Le film se fait plus grave et même parfois pathétique quand il montre les camarades de Trumbo, dont le personnage fictif d’Arlen Hird, réduits au chômage et tricards partout ou lorsqu’il met en scène l’univers familial de l’artiste. Car Trumbo qui travaillait souvent dans sa baignoire et se soutenait avec un cocktail détonant de tabac, d’alcool et d’amphétamines, pouvait être parfaitement insupportable et odieux avec sa femme Cléo (Diane Lane) et ses enfants… Le film est dur aussi lorsqu’il expose le cas d’Edward G. Robinson, acteur de films noirs mais intellectuel cultivé, ami proche de Trumbo qu’il trahira devant la commission pour pouvoir continuer à travailler…
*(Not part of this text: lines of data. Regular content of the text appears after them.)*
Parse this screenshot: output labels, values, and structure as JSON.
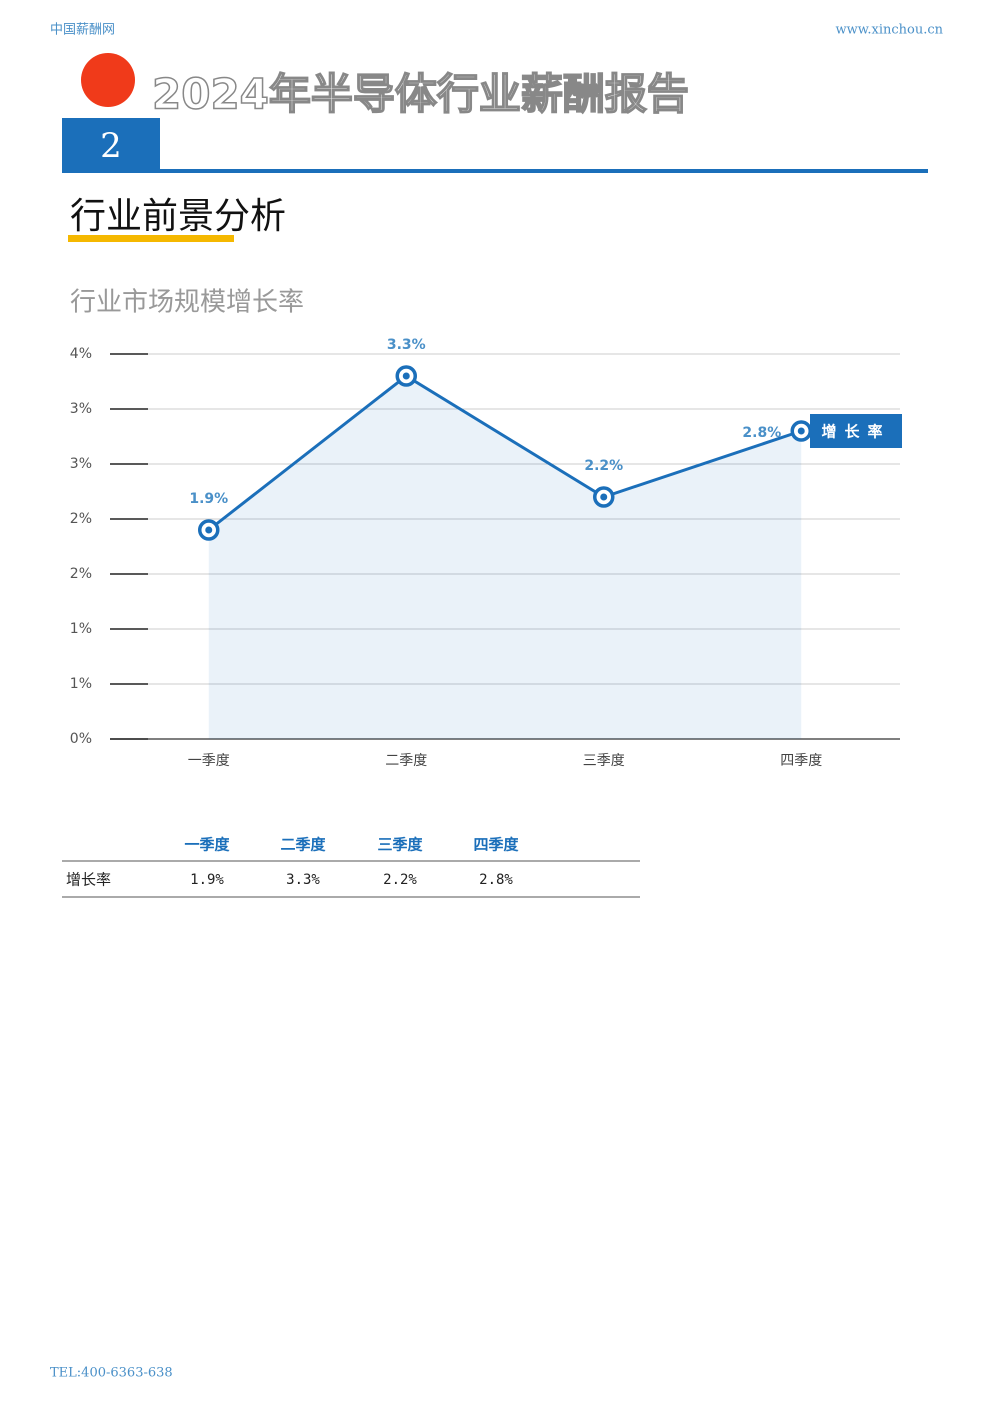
{
  "header": {
    "site": "中国薪酬网",
    "url": "www.xinchou.cn",
    "title": "2024年半导体行业薪酬报告",
    "chapter": "2"
  },
  "section_title": "行业前景分析",
  "chart_data": {
    "type": "line",
    "title": "行业市场规模增长率",
    "categories": [
      "一季度",
      "二季度",
      "三季度",
      "四季度"
    ],
    "series": [
      {
        "name": "增长率",
        "color": "#1b6fba",
        "values": [
          1.9,
          3.3,
          2.2,
          2.8
        ],
        "value_labels": [
          "1.9%",
          "3.3%",
          "2.2%",
          "2.8%"
        ]
      }
    ],
    "ylim": [
      0,
      3.5
    ],
    "yticks": [
      {
        "value": 0,
        "label": "0%"
      },
      {
        "value": 0.5,
        "label": "1%"
      },
      {
        "value": 1,
        "label": "1%"
      },
      {
        "value": 1.5,
        "label": "2%"
      },
      {
        "value": 2,
        "label": "2%"
      },
      {
        "value": 2.5,
        "label": "3%"
      },
      {
        "value": 3,
        "label": "3%"
      },
      {
        "value": 3.5,
        "label": "4%"
      }
    ],
    "grid": true,
    "area": true,
    "legend": "right"
  },
  "table": {
    "columns": [
      "一季度",
      "二季度",
      "三季度",
      "四季度"
    ],
    "rows": [
      {
        "label": "增长率",
        "cells": [
          "1.9%",
          "3.3%",
          "2.2%",
          "2.8%"
        ]
      }
    ]
  },
  "footer": {
    "tel": "TEL:400-6363-638"
  }
}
Diane Lane et Bryan Cranston, le couple Trumbo. DR

Diane Lane et Bryan Cranston,
le couple Trumbo. DR

Naguère, les frères Coen avaient traité, avec Ave Caesar!, des coulisses de l’usine à rêves. Mais là où les auteurs de Barton Fink se contentaient de saynètes, au demeurant souvent joyeuses, Dalton Trumbo, toujours sur Hollywood, a des accents de tragédie. Grâce, évidemment, au jeu intense de Bryan Cranston, connu des amateurs de série TV pour Breaking Bad, qui compose, ici, un Trumbo au look quelque peu british, brillant et ambitieux, déterminé et drôle qui dira: « Ecrire de la merde, c’est aussi mon gagne-pain » mais objectera aussi à un cinéaste: « Si chaque scène était géniale, votre film serait profondément monotone ».

Deux autres personnages ayant existé, viennent encore enrichir une galerie remarquable… Kirk Douglas qui militera pour que Dalton Trumbo soit reconnu comme le scénariste du Spactacus de Stanley Kubrick et Otto Preminger, raide cinéaste prussien, qui en fera de même pour son Exodus.  Dans Spartacus justement, Dalton Trumbo faisait dire à son héros, porte-parole des sans-grades: « Tant qu’à mourir, autant mourir debout, en livrant bataille et en restant unis ». Un propos qui va comme un gant à ce Dalton Trumbo qui croyait qu’on a toujours le choix de se comporter de manière intègre.

DALTON TRUMBO Biopic (USA – 2h04) de Jay Roach avec Bryan Cranston, Diane Lane, Helen Mirren, Adewale Akinnuoye-Agbaje, Michael Stuhlbarg, David James Elliott, Dean O’Gorman, Elle Fanning, Louis C.K., John Goodman, Christian Berkel. Dans les salles le 27 avril.